Um tiozão que ficou no passado

Um irmão do meu pai, simpático e superlegal, apareceu lá em casa no carnaval e bati com ele de frente, mas numa boa, porque tem umas idéias antigas sobre música. Meu pai nunca me disse bem quem o irmão era, nem o que fazia na vida.

Quando me contou que foi crítico de música popular numa revista do Rio, não acreditei, achei que fosse gozação comigo. Mas era verdade no duro. Foi mais longe, disse que é compositor, então a coisa esquentou. Rolou um belo uísque do paizão e isso ajudou a inflamar o papo. Aí dei o primeiro toque nele pra captar se estava por dentro do que toca hoje no mundo jovem. Foi uma roubada, coitado. O tiozão está no passado, e bem no fundão.

Imaginem que nunca tinha ouvido falar na very hot banda The Bedpans, nem no Sledgehammers, e muito menos nos Unbearables. Resolvi dar um desconto, pois só quem é mesmo do ramo, como eu e poucos outros, sabem que esses três são o que há de mais highfly em rock avançado.

Então veio o pior.

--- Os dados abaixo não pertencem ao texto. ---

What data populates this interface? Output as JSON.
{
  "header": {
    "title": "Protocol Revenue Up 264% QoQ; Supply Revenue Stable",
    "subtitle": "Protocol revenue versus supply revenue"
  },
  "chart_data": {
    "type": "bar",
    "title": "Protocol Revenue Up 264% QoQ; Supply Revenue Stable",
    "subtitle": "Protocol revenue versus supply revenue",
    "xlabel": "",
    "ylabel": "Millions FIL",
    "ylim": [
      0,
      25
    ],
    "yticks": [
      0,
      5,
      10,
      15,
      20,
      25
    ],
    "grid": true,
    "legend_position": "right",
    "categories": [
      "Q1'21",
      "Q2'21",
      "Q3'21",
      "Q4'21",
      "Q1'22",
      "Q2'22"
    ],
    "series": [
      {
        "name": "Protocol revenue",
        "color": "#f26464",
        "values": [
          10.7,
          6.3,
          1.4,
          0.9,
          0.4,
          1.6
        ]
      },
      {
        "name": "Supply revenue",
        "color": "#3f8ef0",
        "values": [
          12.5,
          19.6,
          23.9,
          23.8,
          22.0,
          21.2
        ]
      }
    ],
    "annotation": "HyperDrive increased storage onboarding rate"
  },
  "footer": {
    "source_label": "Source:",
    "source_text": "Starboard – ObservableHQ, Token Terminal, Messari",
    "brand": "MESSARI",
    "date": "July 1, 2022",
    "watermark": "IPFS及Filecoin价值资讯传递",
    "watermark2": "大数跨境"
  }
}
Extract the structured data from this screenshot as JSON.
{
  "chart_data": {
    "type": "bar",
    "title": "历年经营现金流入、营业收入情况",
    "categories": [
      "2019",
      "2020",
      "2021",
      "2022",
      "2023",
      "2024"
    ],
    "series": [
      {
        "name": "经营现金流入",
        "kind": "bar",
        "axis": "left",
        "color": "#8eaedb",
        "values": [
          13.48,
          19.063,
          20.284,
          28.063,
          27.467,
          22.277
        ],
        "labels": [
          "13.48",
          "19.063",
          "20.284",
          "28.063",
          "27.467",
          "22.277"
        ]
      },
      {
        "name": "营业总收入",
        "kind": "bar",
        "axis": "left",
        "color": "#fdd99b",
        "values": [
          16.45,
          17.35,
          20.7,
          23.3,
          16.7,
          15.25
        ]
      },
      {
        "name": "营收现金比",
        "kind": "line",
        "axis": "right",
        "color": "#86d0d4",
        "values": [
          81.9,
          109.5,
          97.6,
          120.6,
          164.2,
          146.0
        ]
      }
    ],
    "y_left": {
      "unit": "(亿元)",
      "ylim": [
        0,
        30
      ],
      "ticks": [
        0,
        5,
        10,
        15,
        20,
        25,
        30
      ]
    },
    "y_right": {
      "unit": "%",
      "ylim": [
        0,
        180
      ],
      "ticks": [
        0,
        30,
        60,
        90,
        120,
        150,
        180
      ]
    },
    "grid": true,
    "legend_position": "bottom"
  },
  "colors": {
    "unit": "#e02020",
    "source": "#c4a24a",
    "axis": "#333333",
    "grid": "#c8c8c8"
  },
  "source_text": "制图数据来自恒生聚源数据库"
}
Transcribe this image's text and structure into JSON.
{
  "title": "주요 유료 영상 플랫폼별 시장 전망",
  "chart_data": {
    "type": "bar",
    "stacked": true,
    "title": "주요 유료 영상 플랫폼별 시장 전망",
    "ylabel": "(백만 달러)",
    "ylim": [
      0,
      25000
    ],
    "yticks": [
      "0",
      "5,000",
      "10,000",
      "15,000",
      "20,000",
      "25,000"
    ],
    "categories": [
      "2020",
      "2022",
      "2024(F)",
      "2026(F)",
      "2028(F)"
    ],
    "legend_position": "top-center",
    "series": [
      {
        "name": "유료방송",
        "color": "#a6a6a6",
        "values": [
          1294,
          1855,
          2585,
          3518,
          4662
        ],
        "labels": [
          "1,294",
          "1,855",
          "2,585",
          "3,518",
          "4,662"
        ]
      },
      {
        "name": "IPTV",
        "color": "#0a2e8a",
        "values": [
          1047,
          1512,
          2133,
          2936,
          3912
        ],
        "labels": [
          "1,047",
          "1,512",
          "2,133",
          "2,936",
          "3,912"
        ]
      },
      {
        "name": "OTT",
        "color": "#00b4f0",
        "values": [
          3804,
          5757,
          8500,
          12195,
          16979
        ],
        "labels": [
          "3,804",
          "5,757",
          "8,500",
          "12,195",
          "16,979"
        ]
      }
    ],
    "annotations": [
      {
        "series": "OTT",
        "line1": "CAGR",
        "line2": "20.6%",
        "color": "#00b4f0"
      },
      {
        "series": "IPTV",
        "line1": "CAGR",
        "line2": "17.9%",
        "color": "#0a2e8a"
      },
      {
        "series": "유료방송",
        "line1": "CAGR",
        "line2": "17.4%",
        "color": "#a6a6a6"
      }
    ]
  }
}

O tiozão não sabia nem mesmo quem eram Rick the Asshole, Dummy and the Blockheads, Pussybrothers, Swine and the Useless Qualquer molecão começando no fabuloso mundo do rock sabe que são dinossauros, mas pioneiros do synthpop e chegaram a avançar até o avant-funk. Fiquei com pena e deixei que o velhão falasse um pouco das suas músicas favoritas.

Não sei se foi vingança dele, mas aí foi a minha vez de não ter a menor idéia sobre o que estava falando. Duvido também que meus jovens e espertos leitores saibam.

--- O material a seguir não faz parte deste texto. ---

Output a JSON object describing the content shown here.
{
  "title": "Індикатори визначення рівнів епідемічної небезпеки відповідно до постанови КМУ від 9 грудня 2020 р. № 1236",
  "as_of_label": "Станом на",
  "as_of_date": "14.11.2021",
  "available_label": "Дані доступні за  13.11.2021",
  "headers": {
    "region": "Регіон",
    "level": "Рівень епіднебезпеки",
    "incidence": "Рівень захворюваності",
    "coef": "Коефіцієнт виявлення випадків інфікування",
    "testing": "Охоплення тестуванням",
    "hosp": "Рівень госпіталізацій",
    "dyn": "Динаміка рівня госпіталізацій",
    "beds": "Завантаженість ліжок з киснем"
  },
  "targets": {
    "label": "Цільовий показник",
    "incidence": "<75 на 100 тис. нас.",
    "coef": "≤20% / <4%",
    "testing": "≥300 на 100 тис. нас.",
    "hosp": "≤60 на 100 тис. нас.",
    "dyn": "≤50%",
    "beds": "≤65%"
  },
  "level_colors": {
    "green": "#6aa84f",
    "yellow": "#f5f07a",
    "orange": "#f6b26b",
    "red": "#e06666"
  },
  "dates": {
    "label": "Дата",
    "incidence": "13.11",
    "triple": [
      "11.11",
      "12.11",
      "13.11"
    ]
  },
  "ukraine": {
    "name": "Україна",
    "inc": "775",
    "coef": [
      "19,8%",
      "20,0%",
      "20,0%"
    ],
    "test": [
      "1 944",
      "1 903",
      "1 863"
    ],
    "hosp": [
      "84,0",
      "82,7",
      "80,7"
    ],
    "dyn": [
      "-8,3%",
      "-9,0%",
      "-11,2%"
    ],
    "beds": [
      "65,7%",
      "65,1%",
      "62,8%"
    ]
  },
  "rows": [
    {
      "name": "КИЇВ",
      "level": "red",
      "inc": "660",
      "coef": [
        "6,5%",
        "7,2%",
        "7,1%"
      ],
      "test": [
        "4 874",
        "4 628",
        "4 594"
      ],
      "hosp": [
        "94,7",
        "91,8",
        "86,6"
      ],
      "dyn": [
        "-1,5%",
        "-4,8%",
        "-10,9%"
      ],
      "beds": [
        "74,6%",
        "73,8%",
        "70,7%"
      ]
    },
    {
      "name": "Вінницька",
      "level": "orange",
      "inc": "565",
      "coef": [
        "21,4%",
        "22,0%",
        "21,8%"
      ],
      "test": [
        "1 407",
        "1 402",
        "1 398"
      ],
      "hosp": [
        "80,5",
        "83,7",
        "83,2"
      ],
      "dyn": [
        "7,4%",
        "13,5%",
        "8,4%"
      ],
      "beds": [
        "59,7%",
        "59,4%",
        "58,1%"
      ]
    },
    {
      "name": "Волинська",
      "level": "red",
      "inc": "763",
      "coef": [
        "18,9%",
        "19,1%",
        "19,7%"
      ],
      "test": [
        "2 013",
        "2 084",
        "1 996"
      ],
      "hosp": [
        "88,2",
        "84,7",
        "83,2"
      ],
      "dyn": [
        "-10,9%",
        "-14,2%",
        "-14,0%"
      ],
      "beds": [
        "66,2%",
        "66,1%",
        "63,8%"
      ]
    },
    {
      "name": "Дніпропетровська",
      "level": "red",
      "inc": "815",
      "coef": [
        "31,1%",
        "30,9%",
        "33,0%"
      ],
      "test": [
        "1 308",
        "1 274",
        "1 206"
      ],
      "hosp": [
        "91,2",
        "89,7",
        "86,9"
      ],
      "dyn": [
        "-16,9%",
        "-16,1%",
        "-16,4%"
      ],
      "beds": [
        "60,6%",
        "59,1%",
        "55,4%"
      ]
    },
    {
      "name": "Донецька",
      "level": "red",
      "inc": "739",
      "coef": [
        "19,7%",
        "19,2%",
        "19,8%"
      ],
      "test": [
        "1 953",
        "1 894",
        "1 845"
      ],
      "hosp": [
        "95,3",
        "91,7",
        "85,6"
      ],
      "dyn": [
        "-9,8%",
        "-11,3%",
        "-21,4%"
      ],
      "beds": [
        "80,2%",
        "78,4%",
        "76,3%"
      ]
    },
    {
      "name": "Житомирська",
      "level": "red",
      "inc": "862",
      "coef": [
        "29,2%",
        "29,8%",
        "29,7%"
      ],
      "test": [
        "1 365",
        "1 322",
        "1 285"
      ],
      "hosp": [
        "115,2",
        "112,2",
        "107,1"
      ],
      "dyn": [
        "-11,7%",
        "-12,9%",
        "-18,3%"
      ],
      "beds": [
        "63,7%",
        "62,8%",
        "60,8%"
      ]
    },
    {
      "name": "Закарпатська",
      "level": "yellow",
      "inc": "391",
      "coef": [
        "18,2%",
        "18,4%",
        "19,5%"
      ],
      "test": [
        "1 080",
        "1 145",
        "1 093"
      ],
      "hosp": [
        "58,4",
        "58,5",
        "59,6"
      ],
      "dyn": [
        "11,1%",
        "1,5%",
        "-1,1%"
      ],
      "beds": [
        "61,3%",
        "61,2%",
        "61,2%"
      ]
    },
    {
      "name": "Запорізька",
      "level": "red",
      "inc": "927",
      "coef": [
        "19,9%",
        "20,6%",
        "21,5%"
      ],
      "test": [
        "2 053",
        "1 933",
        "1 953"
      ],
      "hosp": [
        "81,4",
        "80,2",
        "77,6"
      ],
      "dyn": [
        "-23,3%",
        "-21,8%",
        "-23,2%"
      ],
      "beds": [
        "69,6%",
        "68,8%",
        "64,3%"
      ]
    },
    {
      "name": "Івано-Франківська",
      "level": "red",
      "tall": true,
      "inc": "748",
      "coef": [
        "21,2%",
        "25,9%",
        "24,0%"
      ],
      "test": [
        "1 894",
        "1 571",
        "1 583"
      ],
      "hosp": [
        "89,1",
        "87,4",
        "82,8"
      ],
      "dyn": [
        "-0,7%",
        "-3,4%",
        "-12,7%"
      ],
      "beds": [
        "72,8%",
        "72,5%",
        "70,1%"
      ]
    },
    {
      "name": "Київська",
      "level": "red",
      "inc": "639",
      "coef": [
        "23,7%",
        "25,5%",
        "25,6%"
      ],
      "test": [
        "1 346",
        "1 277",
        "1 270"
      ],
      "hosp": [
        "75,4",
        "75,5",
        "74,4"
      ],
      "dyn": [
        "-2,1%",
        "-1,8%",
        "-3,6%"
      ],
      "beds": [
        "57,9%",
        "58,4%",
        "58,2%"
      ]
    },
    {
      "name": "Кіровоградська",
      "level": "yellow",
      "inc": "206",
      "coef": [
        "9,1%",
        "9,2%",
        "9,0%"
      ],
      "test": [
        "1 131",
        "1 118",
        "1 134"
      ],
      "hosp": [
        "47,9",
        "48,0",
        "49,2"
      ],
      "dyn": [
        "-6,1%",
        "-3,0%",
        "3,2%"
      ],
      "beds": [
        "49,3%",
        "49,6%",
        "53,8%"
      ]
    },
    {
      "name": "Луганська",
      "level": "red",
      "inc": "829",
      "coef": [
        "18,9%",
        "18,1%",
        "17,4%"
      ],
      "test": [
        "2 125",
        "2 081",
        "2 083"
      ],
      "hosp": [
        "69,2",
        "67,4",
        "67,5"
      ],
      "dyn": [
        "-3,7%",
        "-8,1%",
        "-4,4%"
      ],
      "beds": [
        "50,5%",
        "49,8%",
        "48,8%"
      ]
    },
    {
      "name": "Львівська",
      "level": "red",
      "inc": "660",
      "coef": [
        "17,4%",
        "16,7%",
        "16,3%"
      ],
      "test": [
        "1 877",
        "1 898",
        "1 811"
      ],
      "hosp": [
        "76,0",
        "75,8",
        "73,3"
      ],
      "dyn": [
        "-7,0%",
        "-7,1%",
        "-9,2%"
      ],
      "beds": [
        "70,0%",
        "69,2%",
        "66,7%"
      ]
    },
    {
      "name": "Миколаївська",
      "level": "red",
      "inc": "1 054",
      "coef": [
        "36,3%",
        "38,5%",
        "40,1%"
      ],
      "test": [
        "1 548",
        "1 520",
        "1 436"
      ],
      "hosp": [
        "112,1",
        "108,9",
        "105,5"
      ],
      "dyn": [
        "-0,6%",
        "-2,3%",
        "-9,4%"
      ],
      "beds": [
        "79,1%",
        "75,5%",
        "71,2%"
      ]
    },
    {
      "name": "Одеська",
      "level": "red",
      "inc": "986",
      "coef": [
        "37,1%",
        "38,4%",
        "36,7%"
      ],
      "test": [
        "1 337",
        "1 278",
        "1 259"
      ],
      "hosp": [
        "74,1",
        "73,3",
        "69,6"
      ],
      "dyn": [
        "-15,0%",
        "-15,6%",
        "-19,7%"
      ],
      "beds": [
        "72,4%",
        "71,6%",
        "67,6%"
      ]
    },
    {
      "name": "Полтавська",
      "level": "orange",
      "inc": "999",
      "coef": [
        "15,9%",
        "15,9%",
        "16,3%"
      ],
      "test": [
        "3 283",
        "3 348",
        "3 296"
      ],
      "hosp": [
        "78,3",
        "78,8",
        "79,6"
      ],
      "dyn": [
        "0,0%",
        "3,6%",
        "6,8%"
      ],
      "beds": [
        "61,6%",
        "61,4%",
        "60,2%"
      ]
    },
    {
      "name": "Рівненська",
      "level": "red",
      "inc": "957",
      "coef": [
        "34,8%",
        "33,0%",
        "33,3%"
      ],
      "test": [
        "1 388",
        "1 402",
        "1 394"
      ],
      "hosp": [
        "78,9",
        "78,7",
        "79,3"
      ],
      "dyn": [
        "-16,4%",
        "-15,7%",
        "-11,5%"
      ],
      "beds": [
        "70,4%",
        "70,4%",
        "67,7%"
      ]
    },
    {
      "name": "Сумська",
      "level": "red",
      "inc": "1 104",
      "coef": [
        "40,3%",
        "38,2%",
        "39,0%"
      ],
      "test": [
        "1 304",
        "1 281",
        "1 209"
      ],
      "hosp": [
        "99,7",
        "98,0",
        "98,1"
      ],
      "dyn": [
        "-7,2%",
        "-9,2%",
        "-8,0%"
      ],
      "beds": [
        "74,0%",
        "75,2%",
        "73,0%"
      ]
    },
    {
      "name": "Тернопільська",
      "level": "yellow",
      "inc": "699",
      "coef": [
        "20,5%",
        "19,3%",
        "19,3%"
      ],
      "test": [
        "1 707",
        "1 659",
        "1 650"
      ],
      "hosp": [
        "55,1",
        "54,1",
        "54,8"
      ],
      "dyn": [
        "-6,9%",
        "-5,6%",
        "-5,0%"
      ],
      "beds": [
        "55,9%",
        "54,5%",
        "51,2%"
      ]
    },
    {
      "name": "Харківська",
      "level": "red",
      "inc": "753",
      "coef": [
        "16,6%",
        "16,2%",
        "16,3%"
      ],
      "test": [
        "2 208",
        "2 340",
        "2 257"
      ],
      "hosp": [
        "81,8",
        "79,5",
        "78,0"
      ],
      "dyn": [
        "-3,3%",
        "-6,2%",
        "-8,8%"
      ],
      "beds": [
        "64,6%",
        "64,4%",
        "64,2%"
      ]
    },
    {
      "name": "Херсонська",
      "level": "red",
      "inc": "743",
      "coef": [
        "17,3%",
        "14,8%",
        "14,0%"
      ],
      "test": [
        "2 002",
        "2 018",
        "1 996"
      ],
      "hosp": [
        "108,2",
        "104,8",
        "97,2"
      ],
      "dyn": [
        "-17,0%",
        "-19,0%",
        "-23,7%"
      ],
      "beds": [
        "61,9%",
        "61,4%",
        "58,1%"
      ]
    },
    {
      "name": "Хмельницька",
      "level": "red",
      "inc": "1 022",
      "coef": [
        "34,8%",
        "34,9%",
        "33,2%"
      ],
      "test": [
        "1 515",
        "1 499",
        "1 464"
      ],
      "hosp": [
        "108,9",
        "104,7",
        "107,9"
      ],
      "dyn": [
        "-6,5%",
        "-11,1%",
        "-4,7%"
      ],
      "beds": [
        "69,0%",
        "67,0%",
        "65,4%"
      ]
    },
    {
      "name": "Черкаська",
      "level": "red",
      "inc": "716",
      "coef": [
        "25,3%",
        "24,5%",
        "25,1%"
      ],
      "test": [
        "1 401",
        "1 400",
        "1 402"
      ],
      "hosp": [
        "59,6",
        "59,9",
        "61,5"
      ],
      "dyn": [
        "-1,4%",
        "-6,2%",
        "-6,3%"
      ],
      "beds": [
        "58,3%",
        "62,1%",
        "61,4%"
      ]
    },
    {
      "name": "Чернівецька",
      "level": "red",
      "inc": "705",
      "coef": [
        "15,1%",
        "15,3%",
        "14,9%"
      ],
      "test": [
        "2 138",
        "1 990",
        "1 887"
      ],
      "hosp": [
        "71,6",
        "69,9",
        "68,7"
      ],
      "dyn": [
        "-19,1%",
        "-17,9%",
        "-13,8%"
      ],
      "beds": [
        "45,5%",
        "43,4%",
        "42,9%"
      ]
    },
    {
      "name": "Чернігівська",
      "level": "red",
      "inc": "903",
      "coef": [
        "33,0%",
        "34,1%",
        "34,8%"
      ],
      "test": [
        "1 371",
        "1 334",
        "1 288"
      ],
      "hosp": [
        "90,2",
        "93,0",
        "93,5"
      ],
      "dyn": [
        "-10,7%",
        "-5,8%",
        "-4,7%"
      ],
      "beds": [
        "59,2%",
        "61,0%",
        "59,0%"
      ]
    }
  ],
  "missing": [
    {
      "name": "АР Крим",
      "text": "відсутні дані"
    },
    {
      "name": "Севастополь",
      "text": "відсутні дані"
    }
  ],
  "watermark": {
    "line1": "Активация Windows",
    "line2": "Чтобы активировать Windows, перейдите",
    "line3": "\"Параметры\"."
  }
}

O tiozão disse que gosta de figuras de quem jamais eu ouvi falar, e big bands (sic), como Harry James, Glenn Miller, Stan Kenton, Henry Mancini (será que escrevi certo?), de compositores como Ari Barroso, Donival Caími (quem será, God?), Antônio Jobim e um monte de outros que nem sei como escrever e que só cito aqui em homenagem ao irmão do meu velho.

Cara legal o tiozão, mas, Jízus, será que não podia se atualizar um pouco?